Nelle persone genderfluid, pur riconoscendo un percorso articolato di ricerca della propria identità, raramente si ritrova lo stesso senso opprimente di erroneità tipico degli individui transgender. Il loro più grande dramma è il non essere riconosciuti, da molti neanche considerati, se non addirittura accusati di finzione visto che la loro scelta non li porterà probabilmente mai sotto un bisturi o nell'aula di un tribunale per la riassegnazione del genere. Addirittura una delle accuse più inaspettate che viene loro rivolta viene proprio dal mondo transgender che li accusa di creare un "inutile scompiglio tra i generi" che ostacolerebbe l'accettazione da parte della società dei diritti transgender.

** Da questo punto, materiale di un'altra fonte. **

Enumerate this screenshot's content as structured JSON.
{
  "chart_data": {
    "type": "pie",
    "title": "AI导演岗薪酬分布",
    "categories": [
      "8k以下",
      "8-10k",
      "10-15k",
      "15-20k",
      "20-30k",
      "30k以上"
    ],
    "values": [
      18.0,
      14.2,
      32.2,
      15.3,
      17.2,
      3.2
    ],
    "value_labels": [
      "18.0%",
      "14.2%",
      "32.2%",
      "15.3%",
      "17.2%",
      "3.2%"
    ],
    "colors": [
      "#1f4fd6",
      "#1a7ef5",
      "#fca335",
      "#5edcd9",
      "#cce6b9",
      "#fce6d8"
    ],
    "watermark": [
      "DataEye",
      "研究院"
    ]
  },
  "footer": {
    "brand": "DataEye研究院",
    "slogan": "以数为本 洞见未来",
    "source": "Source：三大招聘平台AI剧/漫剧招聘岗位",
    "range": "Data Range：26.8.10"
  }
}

Io credo che la società non sia vittima di "inutile scompiglio tra i generi" dovuto alle persone genderfluid, credo piuttosto faccia molta fatica a capire chiunque faccia un percorso personale verso la propria identità di genere. Dividere il mondo in due categorie rende tutto più facile, peccato che le persone facili non lo siano affatto. Ognuno percorre la propria strada, ma va tenuto conto che per molti è sofferta, sceglie la definizione che maggiormente si avvicina al proprio sentire interiore, ma non è detto che sia immutabile o che riesca a descriverli pienamente, sceglie una tipologia di pronomi e non costa proprio nulla rispettarli e non lasciarsi ingannare dall'esteriorità solo perché quanto ne è al di sotto non risponde a canoni immediatamente classificabili.